The strategy will work best where there is a large jump in taxable income from one year to the next resulting in changing tax brackets. Taxpayers would need to know that their taxable income in subsequent years is going to be (much?) higher than the current year.
And, of course, there is the risk that waiting to make catch-up contributions could back-fire if the taxable income drops or the catch-up contributions bring the taxpayer into a lower tax bracket in the catch-up year than they were in in the previous year. Or, indeed, if future government generosity leads to the lowering of the marginal tax rates or expanding of the lower tax brackets or the rules change.
But circumstances could arise where taxpayers will know with a degree of certainty that their taxable income will jump up in a particular year (and then maybe fall again). For example, as in the above scenario where a property is being prepared for sale which will finalise in a later year. Or where a person is party to an option contract which, upon exercise, will result in the disposal of a CGT asset at a price which the person knows will result in a taxable capital gain.

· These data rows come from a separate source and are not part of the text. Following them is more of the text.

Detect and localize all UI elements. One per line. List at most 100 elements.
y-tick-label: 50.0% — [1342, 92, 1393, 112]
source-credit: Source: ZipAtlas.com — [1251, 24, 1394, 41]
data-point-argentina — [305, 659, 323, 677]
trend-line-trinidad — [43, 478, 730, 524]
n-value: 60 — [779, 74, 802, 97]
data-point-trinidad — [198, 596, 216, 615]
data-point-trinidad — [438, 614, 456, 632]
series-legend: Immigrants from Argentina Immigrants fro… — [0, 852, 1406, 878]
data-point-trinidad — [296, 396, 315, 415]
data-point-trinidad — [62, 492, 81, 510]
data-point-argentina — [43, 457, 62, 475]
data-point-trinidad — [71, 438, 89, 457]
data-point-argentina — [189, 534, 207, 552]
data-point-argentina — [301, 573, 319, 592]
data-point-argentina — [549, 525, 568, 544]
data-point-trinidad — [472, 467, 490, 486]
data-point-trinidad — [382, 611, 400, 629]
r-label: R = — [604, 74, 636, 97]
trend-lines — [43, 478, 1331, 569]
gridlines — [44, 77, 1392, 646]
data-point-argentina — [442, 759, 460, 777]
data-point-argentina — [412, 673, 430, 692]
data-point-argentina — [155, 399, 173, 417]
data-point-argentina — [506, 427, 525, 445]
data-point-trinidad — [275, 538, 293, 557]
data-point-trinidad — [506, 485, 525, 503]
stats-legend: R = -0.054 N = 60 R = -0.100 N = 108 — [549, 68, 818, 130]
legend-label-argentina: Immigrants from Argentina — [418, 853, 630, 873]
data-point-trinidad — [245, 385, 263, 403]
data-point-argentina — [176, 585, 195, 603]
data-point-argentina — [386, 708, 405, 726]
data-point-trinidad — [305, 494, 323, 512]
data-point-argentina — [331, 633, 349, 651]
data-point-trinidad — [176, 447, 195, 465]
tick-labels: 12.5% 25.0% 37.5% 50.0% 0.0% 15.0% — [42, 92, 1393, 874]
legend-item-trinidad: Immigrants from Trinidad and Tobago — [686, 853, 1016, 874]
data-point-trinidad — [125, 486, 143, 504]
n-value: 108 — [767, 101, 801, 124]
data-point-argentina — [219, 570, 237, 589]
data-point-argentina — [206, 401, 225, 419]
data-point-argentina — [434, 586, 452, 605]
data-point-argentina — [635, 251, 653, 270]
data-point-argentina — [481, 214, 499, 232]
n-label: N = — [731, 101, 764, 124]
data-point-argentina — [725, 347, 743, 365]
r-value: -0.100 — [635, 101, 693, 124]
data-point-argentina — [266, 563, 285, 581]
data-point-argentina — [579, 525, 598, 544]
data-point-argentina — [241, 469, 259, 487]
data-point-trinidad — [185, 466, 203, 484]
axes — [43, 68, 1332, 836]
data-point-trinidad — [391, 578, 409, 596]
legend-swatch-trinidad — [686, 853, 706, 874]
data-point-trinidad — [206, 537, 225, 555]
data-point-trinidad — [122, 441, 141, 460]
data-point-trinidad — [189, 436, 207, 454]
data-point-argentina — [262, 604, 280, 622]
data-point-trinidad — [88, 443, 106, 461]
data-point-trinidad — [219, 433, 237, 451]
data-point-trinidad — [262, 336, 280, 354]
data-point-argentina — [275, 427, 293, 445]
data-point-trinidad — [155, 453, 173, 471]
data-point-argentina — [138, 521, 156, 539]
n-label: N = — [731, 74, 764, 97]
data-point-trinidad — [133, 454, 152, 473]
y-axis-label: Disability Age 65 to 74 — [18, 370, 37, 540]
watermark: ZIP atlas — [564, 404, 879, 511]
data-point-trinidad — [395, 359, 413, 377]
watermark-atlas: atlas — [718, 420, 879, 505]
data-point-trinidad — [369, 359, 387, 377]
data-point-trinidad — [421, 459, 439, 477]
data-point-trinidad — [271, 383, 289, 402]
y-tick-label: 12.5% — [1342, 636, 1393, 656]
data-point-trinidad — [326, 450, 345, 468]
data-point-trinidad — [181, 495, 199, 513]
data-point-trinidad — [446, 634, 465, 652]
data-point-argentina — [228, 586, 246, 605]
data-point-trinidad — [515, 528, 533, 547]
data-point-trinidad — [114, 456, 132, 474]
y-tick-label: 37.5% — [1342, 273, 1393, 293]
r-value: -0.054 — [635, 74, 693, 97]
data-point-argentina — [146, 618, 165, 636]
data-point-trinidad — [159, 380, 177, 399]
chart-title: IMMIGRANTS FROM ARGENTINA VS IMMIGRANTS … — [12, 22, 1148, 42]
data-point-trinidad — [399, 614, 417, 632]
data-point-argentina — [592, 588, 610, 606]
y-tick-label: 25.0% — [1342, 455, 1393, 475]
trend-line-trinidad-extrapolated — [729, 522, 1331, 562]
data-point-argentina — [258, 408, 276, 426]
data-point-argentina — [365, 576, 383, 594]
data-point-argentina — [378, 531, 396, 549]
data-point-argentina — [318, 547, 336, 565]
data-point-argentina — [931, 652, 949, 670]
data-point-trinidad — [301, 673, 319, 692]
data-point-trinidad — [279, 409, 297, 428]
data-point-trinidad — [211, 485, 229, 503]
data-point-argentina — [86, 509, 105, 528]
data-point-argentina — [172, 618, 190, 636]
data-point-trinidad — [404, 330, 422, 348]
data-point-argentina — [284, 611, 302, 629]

Or large dividends might be paid from private companies.
In such circumstances, a person might wish to consider deferring concessional contributions and make them as catch-up contributions in the year when the taxable income increases to maximise the total tax arbitrage. Don’t forget, though, the savings are tied up in super.
Stephen Lawrence is a Lecturer, Taxation and Business Law School, UNSW, Chartered Accountant and Member of the International Tax Planning Association. These views are considered an accurate interpretation of regulations at the time of writing but are not made in the context of any investor’s personal circumstances.